As a united people that make up one-fifth of the world’s population, the Chinese have become a huge vault of modern economic dynamism that has caught up and surpassed the world’s only superpower within a short period of time. British scholar Martin Jacques predicted in his book, “When China Rules the World” that, China will become the world’s largest economy in 2027, but has said again in a recent article that this date may be brought forward to 2018. He praised China as a “civilized country” with a long history.
The U.S. is extroverted while China is introverted. The U.S. likes to mind others’ businesses while China likes peace and no troubles. Such a structure forms a yin-yang relationship. Only with the co-existence of yin and yang can there be a balanced world. Only when there are differences between the national affairs in China and the U.S. would the two nations strive for commonality.
Lastly, diplomatic initiative can be attained once a grasp on the structural pattern of the Sino-U.S. relationship has been achieved, where initiative can be taken to transform the structure of the Sino-U.S. relationship.
We should look at this issue dialectically. The Sino-U.S. strategic and economic dialogue is the Obama administration’s new invention. Not only was this dialogue absent in the past, no such mechanism existed between the U.S. and its allies, and therefore, it was natural that “the U.S. initiated the setting up of major agendas.” All these served to illustrate that when the U.S. had a request, China was happy to respond patiently.
When the news of the Chen Guangcheng incident got out, The New York Times said that people would pay more attention to Chen and nobody would be interested in the Sino-U.S. dialogue. The Chinese official quarters believed that such an incident was the main cause of the U.S.’s passivity. When Chen hid in the American embassy, the Obama administration was not able to make a stand, and its dialogue with China went awry. Leaving Chen alone would attract the chastising of the people. Obama would lose the presidential election if that were to happen.
Hillary Clinton arrived in Beijing ahead of schedule to get rid of this problem. After the U.S. ambassador to China, Gary Locke, had obtained the blind activist’s self-confession of “not seeking political asylum,” he sent Chen to the Chaoyang Hospital to continue his farce as if having sent away a god of plagues. (His words, “I want to see you,” to Hillary on the phone had been communicated erroneously as “I want to kiss you.”) This allows Obama to heave a sigh of relief.
Chinese pundits said that Locke’s “extra work beyond his duties” this time might have been a little superfluous. The entire incident had involved many “performers,” including those who had scrambled to be on American television, as well as the “dissidents” from mainland China who were seeking their own survival and development spaces in the narrow spaces that exist in the chasm between China and the U.S. This creates a “symphony” that involves both the Chinese at home and overseas.
Chen Guangcheng might be bringing his family along with him as he goes to New York University for his studies.

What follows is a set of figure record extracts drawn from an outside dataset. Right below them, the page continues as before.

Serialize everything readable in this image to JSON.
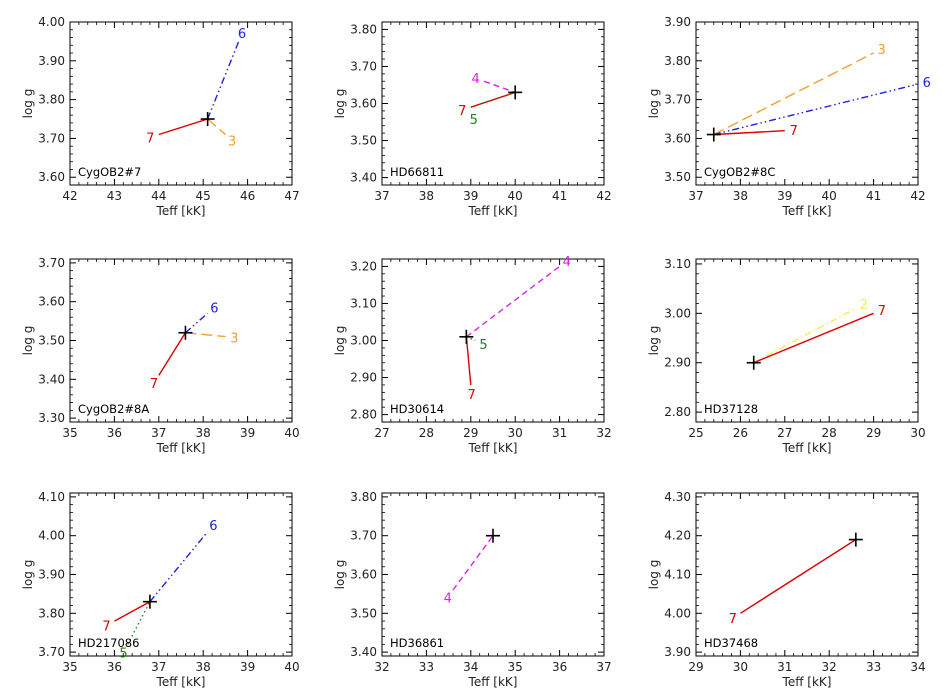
{
  "colors": {
    "line_7": "#e00000",
    "line_6": "#2020e0",
    "line_3": "#f0a030",
    "line_5": "#208020",
    "line_4": "#e020e0",
    "line_2": "#f0f050",
    "axis": "#000000",
    "marker": "#000000"
  },
  "chart_data": [
    {
      "type": "line",
      "title": "CygOB2#7",
      "xlabel": "Teff [kK]",
      "ylabel": "log g",
      "xlim": [
        42,
        47
      ],
      "ylim": [
        3.58,
        4.0
      ],
      "xticks": [
        "42",
        "43",
        "44",
        "45",
        "46",
        "47"
      ],
      "yticks": [
        "3.60",
        "3.70",
        "3.80",
        "3.90",
        "4.00"
      ],
      "marker": {
        "x": 45.1,
        "y": 3.75
      },
      "series": [
        {
          "name": "7",
          "color": "#e00000",
          "dash": "solid",
          "x": [
            44.0,
            45.1
          ],
          "y": [
            3.71,
            3.75
          ]
        },
        {
          "name": "6",
          "color": "#2020e0",
          "dash": "dashdotdot",
          "x": [
            45.1,
            45.8
          ],
          "y": [
            3.75,
            3.95
          ]
        },
        {
          "name": "3",
          "color": "#f0a030",
          "dash": "longdash",
          "x": [
            45.1,
            45.5
          ],
          "y": [
            3.75,
            3.71
          ]
        }
      ]
    },
    {
      "type": "line",
      "title": "HD66811",
      "xlabel": "Teff [kK]",
      "ylabel": "log g",
      "xlim": [
        37,
        42
      ],
      "ylim": [
        3.38,
        3.82
      ],
      "xticks": [
        "37",
        "38",
        "39",
        "40",
        "41",
        "42"
      ],
      "yticks": [
        "3.40",
        "3.50",
        "3.60",
        "3.70",
        "3.80"
      ],
      "marker": {
        "x": 40.0,
        "y": 3.63
      },
      "series": [
        {
          "name": "4",
          "color": "#e020e0",
          "dash": "dashed",
          "x": [
            39.3,
            40.0
          ],
          "y": [
            3.66,
            3.63
          ]
        },
        {
          "name": "7",
          "color": "#e00000",
          "dash": "solid",
          "x": [
            39.0,
            40.0
          ],
          "y": [
            3.59,
            3.63
          ]
        },
        {
          "name": "5",
          "color": "#208020",
          "dash": "dotted",
          "x": [
            39.0,
            40.0
          ],
          "y": [
            3.59,
            3.63
          ]
        }
      ]
    },
    {
      "type": "line",
      "title": "CygOB2#8C",
      "xlabel": "Teff [kK]",
      "ylabel": "log g",
      "xlim": [
        37,
        42
      ],
      "ylim": [
        3.48,
        3.9
      ],
      "xticks": [
        "37",
        "38",
        "39",
        "40",
        "41",
        "42"
      ],
      "yticks": [
        "3.50",
        "3.60",
        "3.70",
        "3.80",
        "3.90"
      ],
      "marker": {
        "x": 37.4,
        "y": 3.61
      },
      "series": [
        {
          "name": "3",
          "color": "#f0a030",
          "dash": "longdash",
          "x": [
            37.4,
            41.0
          ],
          "y": [
            3.61,
            3.82
          ]
        },
        {
          "name": "6",
          "color": "#2020e0",
          "dash": "dashdotdot",
          "x": [
            37.4,
            42.0
          ],
          "y": [
            3.61,
            3.74
          ]
        },
        {
          "name": "7",
          "color": "#e00000",
          "dash": "solid",
          "x": [
            37.4,
            39.0
          ],
          "y": [
            3.61,
            3.62
          ]
        }
      ]
    },
    {
      "type": "line",
      "title": "CygOB2#8A",
      "xlabel": "Teff [kK]",
      "ylabel": "log g",
      "xlim": [
        35,
        40
      ],
      "ylim": [
        3.29,
        3.71
      ],
      "xticks": [
        "35",
        "36",
        "37",
        "38",
        "39",
        "40"
      ],
      "yticks": [
        "3.30",
        "3.40",
        "3.50",
        "3.60",
        "3.70"
      ],
      "marker": {
        "x": 37.6,
        "y": 3.52
      },
      "series": [
        {
          "name": "6",
          "color": "#2020e0",
          "dash": "dashdotdot",
          "x": [
            37.6,
            38.1
          ],
          "y": [
            3.52,
            3.57
          ]
        },
        {
          "name": "3",
          "color": "#f0a030",
          "dash": "longdash",
          "x": [
            37.6,
            38.5
          ],
          "y": [
            3.52,
            3.51
          ]
        },
        {
          "name": "7",
          "color": "#e00000",
          "dash": "solid",
          "x": [
            37.0,
            37.6
          ],
          "y": [
            3.41,
            3.52
          ]
        }
      ]
    },
    {
      "type": "line",
      "title": "HD30614",
      "xlabel": "Teff [kK]",
      "ylabel": "log g",
      "xlim": [
        27,
        32
      ],
      "ylim": [
        2.78,
        3.22
      ],
      "xticks": [
        "27",
        "28",
        "29",
        "30",
        "31",
        "32"
      ],
      "yticks": [
        "2.80",
        "2.90",
        "3.00",
        "3.10",
        "3.20"
      ],
      "marker": {
        "x": 28.9,
        "y": 3.01
      },
      "series": [
        {
          "name": "4",
          "color": "#e020e0",
          "dash": "dashed",
          "x": [
            28.9,
            31.0
          ],
          "y": [
            3.01,
            3.2
          ]
        },
        {
          "name": "5",
          "color": "#208020",
          "dash": "dotted",
          "x": [
            28.9,
            29.1
          ],
          "y": [
            3.01,
            3.0
          ]
        },
        {
          "name": "7",
          "color": "#e00000",
          "dash": "solid",
          "x": [
            28.9,
            29.0
          ],
          "y": [
            3.01,
            2.88
          ]
        }
      ]
    },
    {
      "type": "line",
      "title": "HD37128",
      "xlabel": "Teff [kK]",
      "ylabel": "log g",
      "xlim": [
        25,
        30
      ],
      "ylim": [
        2.78,
        3.11
      ],
      "xticks": [
        "25",
        "26",
        "27",
        "28",
        "29",
        "30"
      ],
      "yticks": [
        "2.80",
        "2.90",
        "3.00",
        "3.10"
      ],
      "marker": {
        "x": 26.3,
        "y": 2.9
      },
      "series": [
        {
          "name": "2",
          "color": "#f0f050",
          "dash": "dashdot",
          "x": [
            26.3,
            28.6
          ],
          "y": [
            2.9,
            3.01
          ]
        },
        {
          "name": "7",
          "color": "#e00000",
          "dash": "solid",
          "x": [
            26.3,
            29.0
          ],
          "y": [
            2.9,
            3.0
          ]
        }
      ]
    },
    {
      "type": "line",
      "title": "HD217086",
      "xlabel": "Teff [kK]",
      "ylabel": "log g",
      "xlim": [
        35,
        40
      ],
      "ylim": [
        3.69,
        4.11
      ],
      "xticks": [
        "35",
        "36",
        "37",
        "38",
        "39",
        "40"
      ],
      "yticks": [
        "3.70",
        "3.80",
        "3.90",
        "4.00",
        "4.10"
      ],
      "marker": {
        "x": 36.8,
        "y": 3.83
      },
      "series": [
        {
          "name": "6",
          "color": "#2020e0",
          "dash": "dashdotdot",
          "x": [
            36.8,
            38.1
          ],
          "y": [
            3.83,
            4.01
          ]
        },
        {
          "name": "7",
          "color": "#e00000",
          "dash": "solid",
          "x": [
            36.0,
            36.8
          ],
          "y": [
            3.78,
            3.83
          ]
        },
        {
          "name": "5",
          "color": "#208020",
          "dash": "dotted",
          "x": [
            36.3,
            36.8
          ],
          "y": [
            3.72,
            3.83
          ]
        }
      ]
    },
    {
      "type": "line",
      "title": "HD36861",
      "xlabel": "Teff [kK]",
      "ylabel": "log g",
      "xlim": [
        32,
        37
      ],
      "ylim": [
        3.39,
        3.81
      ],
      "xticks": [
        "32",
        "33",
        "34",
        "35",
        "36",
        "37"
      ],
      "yticks": [
        "3.40",
        "3.50",
        "3.60",
        "3.70",
        "3.80"
      ],
      "marker": {
        "x": 34.5,
        "y": 3.7
      },
      "series": [
        {
          "name": "4",
          "color": "#e020e0",
          "dash": "dashed",
          "x": [
            33.6,
            34.5
          ],
          "y": [
            3.56,
            3.7
          ]
        }
      ]
    },
    {
      "type": "line",
      "title": "HD37468",
      "xlabel": "Teff [kK]",
      "ylabel": "log g",
      "xlim": [
        29,
        34
      ],
      "ylim": [
        3.89,
        4.31
      ],
      "xticks": [
        "29",
        "30",
        "31",
        "32",
        "33",
        "34"
      ],
      "yticks": [
        "3.90",
        "4.00",
        "4.10",
        "4.20",
        "4.30"
      ],
      "marker": {
        "x": 32.6,
        "y": 4.19
      },
      "series": [
        {
          "name": "7",
          "color": "#e00000",
          "dash": "solid",
          "x": [
            30.0,
            32.6
          ],
          "y": [
            4.0,
            4.19
          ]
        }
      ]
    }
  ]
}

The New York University Faculty of Law professor, Jerome Cohen (who had also been President Ma Ying-jeou’s teacher) had already known Chen. He said during a television interview that the fund for Chen’s scholarship came from the Chinese government. The benefit comes, after all, from a price one has paid.

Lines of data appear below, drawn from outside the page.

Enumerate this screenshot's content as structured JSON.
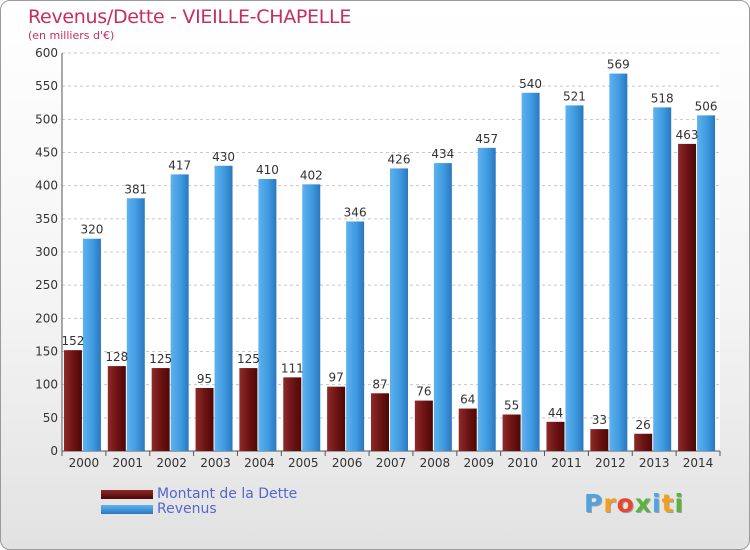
{
  "title": "Revenus/Dette - VIEILLE-CHAPELLE",
  "subtitle": "(en milliers d'€)",
  "logo": {
    "text": "Proxiti",
    "letters": [
      "P",
      "r",
      "o",
      "x",
      "i",
      "t",
      "i"
    ],
    "colors": [
      "#4fa3de",
      "#f0a020",
      "#e8452c",
      "#5ab43c",
      "#4fa3de",
      "#f0a020",
      "#5ab43c"
    ]
  },
  "chart_data": {
    "type": "bar",
    "categories": [
      "2000",
      "2001",
      "2002",
      "2003",
      "2004",
      "2005",
      "2006",
      "2007",
      "2008",
      "2009",
      "2010",
      "2011",
      "2012",
      "2013",
      "2014"
    ],
    "series": [
      {
        "name": "Montant de la Dette",
        "color": "#7a1c1c",
        "values": [
          152,
          128,
          125,
          95,
          125,
          111,
          97,
          87,
          76,
          64,
          55,
          44,
          33,
          26,
          463
        ]
      },
      {
        "name": "Revenus",
        "color": "#3f9ae0",
        "values": [
          320,
          381,
          417,
          430,
          410,
          402,
          346,
          426,
          434,
          457,
          540,
          521,
          569,
          518,
          506
        ]
      }
    ],
    "yticks": [
      "0",
      "50",
      "100",
      "150",
      "200",
      "250",
      "300",
      "350",
      "400",
      "450",
      "500",
      "550",
      "600"
    ],
    "ylim": [
      0,
      600
    ],
    "grid": true,
    "legend": "bottom-left"
  }
}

With a careful study of the structure of the Sino-U.S. relationship to seek out its pattern, the many Cold War-style exchanges in public discourses could be avoided. With less of a Cold War atmosphere in the Chinese discourses, America would be able to enjoy a bit more warmth. The U.S. is a nation that disputes over trifles, and when its politicians are not able to hold on to power, they would become “dissidents.” This should not disrupt China’s sleep. In fact, a little more noise and tit-for-tat would imbue more liveliness into the imposition of a harmonious co-existence in the multitude of affairs in the relationship of the two states.